Tyrosinase is vital in fruit and vegetable browning and melanin synthesis, crucial for food preservation and pharmaceuticals. We investigated 6′-O-caffeoylarbutin’s inhibition, safety, and preservation on tyrosinase. Using HPLC, we analyzed its effect on mushroom tyrosinase and confirmed reversible competitive inhibition. UV_vis and fluorescence spectroscopy revealed a stable complex formation with specific binding, causing enzyme conformational changes. Molecular docking and simulations highlighted strong binding, enabled by hydrogen bonds and hydrophobic interactions. Cellular tests showed growth reduction of A375 cells with mild HaCaT cell toxicity, indicating favorable safety.
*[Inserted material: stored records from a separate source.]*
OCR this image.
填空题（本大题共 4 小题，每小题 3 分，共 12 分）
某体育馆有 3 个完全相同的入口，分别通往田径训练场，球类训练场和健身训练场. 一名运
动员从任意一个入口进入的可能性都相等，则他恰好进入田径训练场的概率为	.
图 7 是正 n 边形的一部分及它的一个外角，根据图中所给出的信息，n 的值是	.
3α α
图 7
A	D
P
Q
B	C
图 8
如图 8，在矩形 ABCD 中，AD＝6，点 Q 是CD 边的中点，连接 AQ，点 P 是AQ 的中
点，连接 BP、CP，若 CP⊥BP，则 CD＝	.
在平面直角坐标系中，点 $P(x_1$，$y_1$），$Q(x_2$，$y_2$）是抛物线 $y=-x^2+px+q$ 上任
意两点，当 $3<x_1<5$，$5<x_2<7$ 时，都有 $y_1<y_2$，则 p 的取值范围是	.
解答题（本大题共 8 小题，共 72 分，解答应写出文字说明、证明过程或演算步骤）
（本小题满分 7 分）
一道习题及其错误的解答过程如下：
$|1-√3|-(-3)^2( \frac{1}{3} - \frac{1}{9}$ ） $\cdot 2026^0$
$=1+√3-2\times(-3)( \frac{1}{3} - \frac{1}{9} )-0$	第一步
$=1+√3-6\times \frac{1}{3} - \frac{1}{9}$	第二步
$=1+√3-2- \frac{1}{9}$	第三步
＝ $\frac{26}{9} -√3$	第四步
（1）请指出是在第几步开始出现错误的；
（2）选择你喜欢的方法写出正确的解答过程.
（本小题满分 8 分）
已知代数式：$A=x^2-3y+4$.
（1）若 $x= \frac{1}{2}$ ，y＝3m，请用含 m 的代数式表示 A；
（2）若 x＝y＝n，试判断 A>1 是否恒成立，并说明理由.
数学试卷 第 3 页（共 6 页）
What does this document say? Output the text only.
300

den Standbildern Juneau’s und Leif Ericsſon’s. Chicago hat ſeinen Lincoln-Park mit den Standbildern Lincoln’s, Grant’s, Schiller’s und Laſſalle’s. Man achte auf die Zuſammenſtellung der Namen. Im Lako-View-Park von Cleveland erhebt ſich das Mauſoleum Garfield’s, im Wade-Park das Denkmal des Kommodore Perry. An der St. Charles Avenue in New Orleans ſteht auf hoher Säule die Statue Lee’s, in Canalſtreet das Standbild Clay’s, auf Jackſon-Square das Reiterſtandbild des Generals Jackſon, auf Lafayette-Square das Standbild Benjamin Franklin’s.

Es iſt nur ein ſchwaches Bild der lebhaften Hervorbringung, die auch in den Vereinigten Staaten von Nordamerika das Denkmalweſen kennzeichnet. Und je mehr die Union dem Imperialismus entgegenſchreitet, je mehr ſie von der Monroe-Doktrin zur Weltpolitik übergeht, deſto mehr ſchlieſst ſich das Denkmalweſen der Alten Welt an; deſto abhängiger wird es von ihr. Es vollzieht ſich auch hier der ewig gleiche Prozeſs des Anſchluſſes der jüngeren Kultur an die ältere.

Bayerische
Animal experiments demonstrated slight toxicity within safe doses. Preservation trials on apple juice showcased 6′-O-caffeoylarbutin’s potential in reducing browning. In essence, this study reveals intricate mechanisms and applications of 6′-O-caffeoylarbutin as an effective tyrosinase inhibitor, emphasizing its importance in food preservation and pharmaceuticals. Our research enhances understanding in this field, laying a solid foundation for future exploration.

中文翻译:

雀嘴茶中的6′-O-咖啡酰毛酰基:高效、安全的酪氨酸酶抑制剂

酪氨酸酶对于水果和蔬菜的褐变和黑色素合成至关重要,对于食品保存和制药也至关重要。我们研究了 6'-O-咖啡酰熊果苷对酪氨酸酶的抑制作用、安全性和保存作用。使用 HPLC,我们分析了它对蘑菇酪氨酸酶的影响,并证实了可逆的竞争性抑制。紫外可见光谱和荧光光谱显示具有特异性结合的稳定复合物形成,导致酶构象变化。分子对接和模拟强调了由氢键和疏水相互作用实现的强结合。细胞测试显示 A375 细胞生长减少,并具有轻微的 HaCaT 细胞毒性,表明安全性良好。动物实验表明在安全剂量内有轻微毒性。苹果汁的保存试验显示了 6'-O-咖啡酰亚丁苷在减少褐变方面的潜力。从本质上讲,这项研究揭示了 6'-O-咖啡酰熊果苷作为有效酪氨酸酶抑制剂的复杂机制和应用,强调了其在食品保鲜和制药中的重要性。我们的研究增强了对该领域的理解,为未来的探索奠定了坚实的基础。